Creation of 3D Custom ANSYS Elements for Studying the Multi-Physics of Quench Prevention in Superconducting Magnets

 CMMRL Research by:

Kate Edwards

Figure: Nodal temperature values for a quench propagation test using the 3D Custom ANSYS Thermal Element.

Quench is a failure of a superconducting magnet where the superconducting material returns to a resistive state due. This occurs when the material reaches either its critical current, magnetic field, or temperature due to large magnetic fields or defects in the magnet. Local quenches cause a chain reaction throughout the magnet, rapidly causing the entire coil to become resistive – potentially leading to fatal damages to the magnet. Therefore, quench protection is often built into the magnet. Many different quench protection systems exist, and it is important to understand how they will react to a quench and how well they can protect the magnet. To better understand and design these systems, computational simulations become an important tool.
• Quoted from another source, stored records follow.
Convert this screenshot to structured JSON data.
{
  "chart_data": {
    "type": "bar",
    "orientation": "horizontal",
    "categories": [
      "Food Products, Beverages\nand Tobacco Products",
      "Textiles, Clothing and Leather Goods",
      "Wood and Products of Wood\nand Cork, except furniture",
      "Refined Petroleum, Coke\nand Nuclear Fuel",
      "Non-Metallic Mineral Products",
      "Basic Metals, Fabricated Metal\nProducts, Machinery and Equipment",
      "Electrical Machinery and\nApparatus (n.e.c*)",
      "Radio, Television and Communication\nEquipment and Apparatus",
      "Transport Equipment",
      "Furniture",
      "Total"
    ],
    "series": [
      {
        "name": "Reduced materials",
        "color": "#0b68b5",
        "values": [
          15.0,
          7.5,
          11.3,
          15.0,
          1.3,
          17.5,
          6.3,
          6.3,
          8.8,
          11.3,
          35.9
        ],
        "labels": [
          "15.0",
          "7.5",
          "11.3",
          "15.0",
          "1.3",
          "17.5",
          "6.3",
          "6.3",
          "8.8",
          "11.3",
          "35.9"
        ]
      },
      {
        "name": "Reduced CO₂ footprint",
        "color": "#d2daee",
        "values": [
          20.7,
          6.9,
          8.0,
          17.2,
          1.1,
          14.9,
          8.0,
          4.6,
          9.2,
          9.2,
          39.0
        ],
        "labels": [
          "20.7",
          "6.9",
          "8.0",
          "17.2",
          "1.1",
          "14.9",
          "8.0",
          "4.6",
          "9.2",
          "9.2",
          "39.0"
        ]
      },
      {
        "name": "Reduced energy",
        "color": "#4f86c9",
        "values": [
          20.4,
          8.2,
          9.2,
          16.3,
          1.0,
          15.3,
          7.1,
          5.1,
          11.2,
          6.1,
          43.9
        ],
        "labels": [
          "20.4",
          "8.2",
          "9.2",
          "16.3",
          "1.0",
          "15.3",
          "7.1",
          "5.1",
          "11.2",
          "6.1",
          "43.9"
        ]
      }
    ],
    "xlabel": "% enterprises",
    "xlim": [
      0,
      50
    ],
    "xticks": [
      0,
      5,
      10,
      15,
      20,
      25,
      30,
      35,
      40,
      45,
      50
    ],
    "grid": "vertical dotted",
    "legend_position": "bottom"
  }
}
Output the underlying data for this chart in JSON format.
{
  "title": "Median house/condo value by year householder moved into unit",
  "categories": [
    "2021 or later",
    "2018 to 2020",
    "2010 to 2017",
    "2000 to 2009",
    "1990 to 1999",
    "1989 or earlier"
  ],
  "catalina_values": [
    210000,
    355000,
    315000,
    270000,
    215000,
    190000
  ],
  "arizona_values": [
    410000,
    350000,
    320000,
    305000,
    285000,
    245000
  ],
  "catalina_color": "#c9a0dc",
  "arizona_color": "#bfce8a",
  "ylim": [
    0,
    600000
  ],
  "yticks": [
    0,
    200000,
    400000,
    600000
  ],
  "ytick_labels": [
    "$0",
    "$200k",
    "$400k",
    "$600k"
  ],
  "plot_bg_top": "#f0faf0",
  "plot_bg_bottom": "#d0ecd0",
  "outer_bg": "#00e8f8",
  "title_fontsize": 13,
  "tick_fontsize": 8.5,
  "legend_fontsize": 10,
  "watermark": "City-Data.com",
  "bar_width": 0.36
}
ANSYS includes the capability for users to create their own element with code that defines the element’s properties and the generation of its finite element matrices. After compiling the element with ANSYS, all other aspects of the software – including geometry and mesh generation, solving, and post-processing – are compatible with the element. Two dimensional elements – one thermal and one electromagnetic – have already been developed, extending the capabilities for simulation of superconducting magnets to include the effects of interfilament coupling currants, quench, and temperature and magnetic field dependent properties. They can also be coupled with each other using the ANSYS Multi-field solver [1].

My project involves developing similar thermal and electromagnetic elements in 3D, as well as updating both dimensions to include a surface heat flux load and additional material property options. Modeling superconductors in three dimensions allows for more accurate modeling of the winding superconducting coil and can capture unsymmetric phenomenon.

[1] L. Brouwer, D. Arbelaez, B. Auchmann, L. Bortot, and E. Stubberud, “User Defined Elements in ANSYS for 2D Multiphysics Modeling of Superconducting Magnets,” 2019, submitted to Superconductor Science and Technology.